South Africa’s ‘Dr. Death’ faces ethics inquiry
Reporting from Johannesburg, South Africa — In South Africa, they call him “Dr. Death.”
Wouter Basson, who ran the apartheid government’s secret germ and chemical warfare program, Project Coast, once was accused of trying to create poisons that were lethal only to blacks. He was acquitted by a judge in 2002 of charges that included murder and drug possession.
But more than 20 years after he ran Project Coast, Basson’s quiet life as a cardiologist in Cape Town is being threatened.
He is facing an inquiry by the Health Professions Council of South Africa for unethical conduct. If found guilty, he could be struck off the medical roll and lose his right to practice.
Basson is charged with manufacturing dangerous drugs in the 1980s and ‘90s, some of which allegedly were used on antiapartheid activists abducted by security forces.
He has acknowledged that he was given a free hand and almost unlimited budget to run Project Coast, which designed, tested, manufactured and deployed toxic weapons. He traveled the world, researching biological weapons.

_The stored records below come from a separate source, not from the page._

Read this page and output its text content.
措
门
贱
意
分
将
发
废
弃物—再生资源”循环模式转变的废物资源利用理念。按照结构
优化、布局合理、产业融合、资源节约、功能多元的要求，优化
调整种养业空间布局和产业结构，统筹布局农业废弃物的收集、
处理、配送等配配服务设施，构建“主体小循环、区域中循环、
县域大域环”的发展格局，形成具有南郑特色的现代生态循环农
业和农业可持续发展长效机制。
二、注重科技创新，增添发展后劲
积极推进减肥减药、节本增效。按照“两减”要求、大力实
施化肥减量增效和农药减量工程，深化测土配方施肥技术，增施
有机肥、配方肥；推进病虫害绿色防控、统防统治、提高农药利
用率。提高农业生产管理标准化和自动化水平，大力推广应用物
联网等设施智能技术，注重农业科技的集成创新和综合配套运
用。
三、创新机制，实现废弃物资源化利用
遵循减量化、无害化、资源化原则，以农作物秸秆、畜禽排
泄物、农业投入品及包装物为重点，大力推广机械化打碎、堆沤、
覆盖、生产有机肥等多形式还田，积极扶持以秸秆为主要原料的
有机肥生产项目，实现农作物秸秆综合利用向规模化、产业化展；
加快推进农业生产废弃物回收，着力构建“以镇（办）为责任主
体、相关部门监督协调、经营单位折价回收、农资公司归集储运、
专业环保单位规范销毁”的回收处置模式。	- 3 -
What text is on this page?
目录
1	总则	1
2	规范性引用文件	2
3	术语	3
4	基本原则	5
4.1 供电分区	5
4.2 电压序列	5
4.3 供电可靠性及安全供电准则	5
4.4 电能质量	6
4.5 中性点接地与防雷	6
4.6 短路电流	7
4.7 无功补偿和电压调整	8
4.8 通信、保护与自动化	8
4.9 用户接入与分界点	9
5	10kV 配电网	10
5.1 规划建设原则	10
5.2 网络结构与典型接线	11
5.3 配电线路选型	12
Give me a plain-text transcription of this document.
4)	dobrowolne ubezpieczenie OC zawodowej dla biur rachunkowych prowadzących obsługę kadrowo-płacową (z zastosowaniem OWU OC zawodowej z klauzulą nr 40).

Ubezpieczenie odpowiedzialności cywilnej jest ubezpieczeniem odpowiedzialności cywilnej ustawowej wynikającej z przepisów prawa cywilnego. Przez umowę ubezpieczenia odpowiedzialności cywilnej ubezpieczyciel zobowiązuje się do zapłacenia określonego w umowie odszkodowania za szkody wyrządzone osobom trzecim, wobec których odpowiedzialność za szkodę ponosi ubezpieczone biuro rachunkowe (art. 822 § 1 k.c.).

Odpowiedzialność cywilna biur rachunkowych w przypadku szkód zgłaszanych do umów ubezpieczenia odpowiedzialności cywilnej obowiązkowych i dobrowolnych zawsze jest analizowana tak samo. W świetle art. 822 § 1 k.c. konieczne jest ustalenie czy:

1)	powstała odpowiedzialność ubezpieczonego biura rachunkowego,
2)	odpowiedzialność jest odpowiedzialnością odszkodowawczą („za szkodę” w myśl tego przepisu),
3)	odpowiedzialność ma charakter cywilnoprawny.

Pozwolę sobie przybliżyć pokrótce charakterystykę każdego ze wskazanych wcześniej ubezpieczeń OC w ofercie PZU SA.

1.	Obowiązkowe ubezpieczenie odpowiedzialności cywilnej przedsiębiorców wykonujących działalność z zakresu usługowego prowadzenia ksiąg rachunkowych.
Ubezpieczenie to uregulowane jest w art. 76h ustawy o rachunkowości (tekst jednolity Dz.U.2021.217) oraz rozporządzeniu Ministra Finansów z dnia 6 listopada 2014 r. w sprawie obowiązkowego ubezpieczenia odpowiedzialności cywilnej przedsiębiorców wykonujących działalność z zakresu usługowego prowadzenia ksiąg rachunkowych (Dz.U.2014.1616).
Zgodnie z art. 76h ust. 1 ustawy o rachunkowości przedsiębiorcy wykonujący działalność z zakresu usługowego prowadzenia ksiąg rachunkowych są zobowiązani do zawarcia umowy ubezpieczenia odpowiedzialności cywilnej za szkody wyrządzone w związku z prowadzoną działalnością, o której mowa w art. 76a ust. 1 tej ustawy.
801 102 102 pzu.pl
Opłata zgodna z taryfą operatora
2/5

Steven Miles, a medical ethics expert at the University of Minnesota, told a council hearing Tuesday in Pretoria that Basson’s work on chemical and germ warfare had violated medical ethics and breached the laws of humanity. Basson’s work was repugnant to the conscience of humankind, Miles said.
“The ethical core of medicine is to promote health. Dr. Basson’s work risked causing disabilities, deaths and permanent brain damage,” Miles said, adding that a doctor’s moral duty to save lives was the same in times of peace and war.
Much of what Basson did was top secret. He ran a unit called Delta G, a secret chemical warfare facility that tested 24 different incapacitating agents during his tenure, according to evidence at his 2002 trial.
Basson said at his trial that he had no moral problem creating weapons with tear gas or drugs. But he argued that he was only following orders during the years he worked for the apartheid military, from 1981 to ’93.
The health council has dropped several charges against Basson for lack of evidence, including some stemming from the alleged use of South African troops to test drugs such as Mandrax, ecstasy, tear gas and an incapacitating agent, BZ.
He still faces charges before the council involving thousands of mortar bombs allegedly equipped with tear gas, to be sent to Angola, cyanide capsules that would enable apartheid operatives to commit suicide and drugs aimed at disorienting prisoners.
Miles said Basson acted unethically by supplying a paralyzing drug to agents for use in abductions of antiapartheid activists outside South Africa. It was known at the time that the drug, scoline, could cause respiratory failure, muscle damage and kidney failure, he said.
An article Tuesday in the South African newspaper, Daily Maverick, criticized Basson for what it called his lack of remorse.
“He stands up and says he would do it all again, if confronted with the same decisions. As historical figures go, he’s pretty unique on that score,” the article says. “Because as a man who provided the drugs, the biological weapons, for the apartheid regime, what he did was really horrendous. It was he who literally ran the whole show in the theatre of horror.”
Basson told reporters Monday that he just wanted to get on with his job as a doctor.
“I closed this chapter 20 years ago,” he said. “All I want is to continue serving the country as a medical professional.”